Poland has been luring me, a vast terra incognita just to the right of
here on the map, for some time now. Earlier this year I made a
fleeting visit across the Neiße/Nysa to Zgorzelec for an hour or so.
But we have friends living in Gdansk who have been wondering for some
time when we'd show up. With another friend flying over from the
States for a week, we finally managed a long weekend visit.


Some disordered impressions

  • the first billboards as you arrive in Szeczin are for MacDonalds.
  • whether it's something about the vehicles or the fuel they burn, the diesel fumes can be a bit oppressive in the centre of town.
  • the Ship Worker's Museum is a major highlight of the town. This is where the Solidarity movement begun. The museum is installed in the rooms where the unions negotiated with the goverment.
  • Gdansk has an interesting old town. There are lots of old houses (surviving? rebuilt?) in what is apparently Hanseatic style, with tall elegant facades with curving silhouettes topped by intricate "figurehead" animal statues.
  • amber and amber sellers are everywhere in town. The latter are kept busy trying to sell to well-off German and American tourists.
  • the language sounds quite pleasant, which is surprising given the aggressive appearance of written Polish. Apparently vowels are expensive in Poland, so the Poles have learned to survive on levels so low as to be near-fatal for native English speakers.
  • nearby in Marbork is a massive brick castle extensively restored by Germans in the early 20th century, just in time to be heavily damaged in the Second World War. It was formerly the headquarters of the local Teutonic knights. It has all the de rigueur accessories: moats, portcullis, arrow slits, and an absolutely stunning chapel which wouldn't have been out of place in Rome.

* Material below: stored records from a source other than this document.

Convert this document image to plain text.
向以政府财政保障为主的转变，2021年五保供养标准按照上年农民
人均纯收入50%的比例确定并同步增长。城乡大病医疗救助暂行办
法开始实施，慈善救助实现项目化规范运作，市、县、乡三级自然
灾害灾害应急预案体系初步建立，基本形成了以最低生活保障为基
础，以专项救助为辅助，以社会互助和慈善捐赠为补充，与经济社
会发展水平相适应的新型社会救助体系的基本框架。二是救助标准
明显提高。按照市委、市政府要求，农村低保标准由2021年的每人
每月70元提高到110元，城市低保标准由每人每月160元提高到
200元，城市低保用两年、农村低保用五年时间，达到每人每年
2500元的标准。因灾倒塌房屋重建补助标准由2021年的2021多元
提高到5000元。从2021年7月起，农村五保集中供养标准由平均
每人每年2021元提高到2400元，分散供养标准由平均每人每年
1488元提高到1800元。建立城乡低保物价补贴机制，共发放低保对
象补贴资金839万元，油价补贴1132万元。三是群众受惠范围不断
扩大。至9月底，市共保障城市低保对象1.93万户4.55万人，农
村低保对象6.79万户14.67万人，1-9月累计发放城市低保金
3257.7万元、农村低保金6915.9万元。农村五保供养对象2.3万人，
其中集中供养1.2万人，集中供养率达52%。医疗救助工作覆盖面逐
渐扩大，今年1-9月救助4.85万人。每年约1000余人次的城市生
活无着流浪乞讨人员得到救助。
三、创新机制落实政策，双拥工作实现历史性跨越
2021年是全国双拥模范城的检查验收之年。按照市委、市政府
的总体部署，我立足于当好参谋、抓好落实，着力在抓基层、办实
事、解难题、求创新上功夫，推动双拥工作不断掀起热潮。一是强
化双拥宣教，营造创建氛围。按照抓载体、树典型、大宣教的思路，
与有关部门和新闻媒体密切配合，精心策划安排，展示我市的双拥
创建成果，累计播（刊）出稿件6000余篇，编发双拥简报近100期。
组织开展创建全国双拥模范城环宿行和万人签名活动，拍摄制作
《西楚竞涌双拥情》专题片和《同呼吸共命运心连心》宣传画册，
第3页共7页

  • There were Teutonic knights running around here in the fourteenth century or so when they were busy spreading the Word. Lithuania, just up the road, was the last part of Europe to convert to Christianity. Apparently, at lance-point.
  • foreign movies on TV aren't subtitled. Instead, someone reads the translation over the original voices, which you can still pick out if you listen carefully. I find this more satisfying than the German practice of dubbing everything.
  • the trains will probably get you where you wanted to go, eventually. It took us 6 or more hours to crawl 450 or so kilometres across the top of Poland. While this might seem reasonable by Australian standards for train travel, it feels slow after spending time in Germany.
  • Poland is big. There's still another half of the country waiting for us to explore to the east of Gdansk.